As for Steve's question about injuries, it is possible the woman can put herself in a position where she gets hurt because she's not properly connected to her frame and her partner. She can often avoid injury by dancing correctly. However, if she is fighting the lead so hard that you could hurt her, why would you push it? Keep the moves more simple.

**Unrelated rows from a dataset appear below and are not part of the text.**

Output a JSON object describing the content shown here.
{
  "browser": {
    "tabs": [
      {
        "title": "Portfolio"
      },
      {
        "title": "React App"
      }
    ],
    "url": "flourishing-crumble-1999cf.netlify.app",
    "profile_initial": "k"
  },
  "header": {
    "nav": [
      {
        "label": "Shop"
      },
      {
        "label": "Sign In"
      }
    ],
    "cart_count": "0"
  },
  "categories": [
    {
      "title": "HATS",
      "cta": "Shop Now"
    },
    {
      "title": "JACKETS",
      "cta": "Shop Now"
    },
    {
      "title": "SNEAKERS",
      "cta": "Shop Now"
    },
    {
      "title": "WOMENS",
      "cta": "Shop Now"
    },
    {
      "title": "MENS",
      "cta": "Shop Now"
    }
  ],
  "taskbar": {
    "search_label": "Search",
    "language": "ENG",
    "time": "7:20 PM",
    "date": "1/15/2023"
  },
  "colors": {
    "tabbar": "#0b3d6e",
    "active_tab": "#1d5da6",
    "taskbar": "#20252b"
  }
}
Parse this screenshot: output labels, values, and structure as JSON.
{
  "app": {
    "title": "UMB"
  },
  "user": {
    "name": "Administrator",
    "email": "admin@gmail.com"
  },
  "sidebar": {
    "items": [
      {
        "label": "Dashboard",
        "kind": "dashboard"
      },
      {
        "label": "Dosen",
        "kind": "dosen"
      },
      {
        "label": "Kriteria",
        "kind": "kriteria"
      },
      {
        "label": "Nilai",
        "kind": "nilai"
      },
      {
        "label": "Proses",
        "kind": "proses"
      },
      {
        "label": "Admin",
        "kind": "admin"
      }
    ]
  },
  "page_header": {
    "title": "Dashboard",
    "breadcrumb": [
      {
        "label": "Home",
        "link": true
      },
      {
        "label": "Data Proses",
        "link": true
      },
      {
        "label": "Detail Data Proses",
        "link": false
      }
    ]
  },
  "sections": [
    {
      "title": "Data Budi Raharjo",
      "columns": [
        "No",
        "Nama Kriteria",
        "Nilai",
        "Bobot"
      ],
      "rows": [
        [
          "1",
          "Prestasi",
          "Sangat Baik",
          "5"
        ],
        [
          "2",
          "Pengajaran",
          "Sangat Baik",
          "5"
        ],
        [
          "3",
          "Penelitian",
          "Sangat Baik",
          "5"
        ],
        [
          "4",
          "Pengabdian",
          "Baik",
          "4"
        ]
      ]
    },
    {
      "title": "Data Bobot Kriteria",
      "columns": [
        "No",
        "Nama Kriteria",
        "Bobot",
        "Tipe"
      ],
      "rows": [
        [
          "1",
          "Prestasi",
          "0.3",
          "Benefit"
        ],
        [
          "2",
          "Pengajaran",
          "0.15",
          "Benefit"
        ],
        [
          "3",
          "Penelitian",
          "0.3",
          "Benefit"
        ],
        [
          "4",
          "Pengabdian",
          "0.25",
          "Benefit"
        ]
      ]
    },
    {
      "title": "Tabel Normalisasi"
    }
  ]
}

Some people say that missed leads, etc. are always the leader's fault. I say it's only his fault 95% of the time, because sometimes the girl just isn't paying attention, or does what she thinks he's going to do instead of what he actually does, isn't really following, etc. However, it is the leader's job to determine the skill level of his follower and lead accordingly...and if a move isn't going well, abandon or modify it....then keep the moves simpler. It drives me batty when guys insist on leading a million crazy patterns back to back when you're not getting half of them.
 

twnkltoz

Well-Known Member
#15
On a side note, I dance with a man occasionally who insists on telling me how to do what he's about to lead. Not all the time, but for a few select moves that I suppose he probably has a lower success rate on. Barrel rolls, for example. I hate that. Just freaking lead it. He knows I can follow. If you can't lead it with a moderate degree of success with a majority of followers, don't do it. Save it for your regular partner or the better followers.
 

pygmalion

Well-Known Member
#16
On a side note, I dance with a man occasionally who insists on telling me how to do what he's about to lead. Not all the time, but for a few select moves that I suppose he probably has a lower success rate on. Barrel rolls, for example. I hate that. Just freaking lead it. He knows I can follow. If you can't lead it with a moderate degree of success with a majority of followers, don't do it. Save it for your regular partner or the better followers.
Or consider the possibility that you may need to work on your lead. Just sayin.
 

kayak

Active Member
#18
The trick to the pretzel lead is a u shaped motion that follows how her arm can move. That makes it comfortable and fun. I find I have to adjust to each dancer when linking multiple pretzels. Most ladies will not allow their arm to drop the way it is supposed to at the end. So I just adjust and adapt.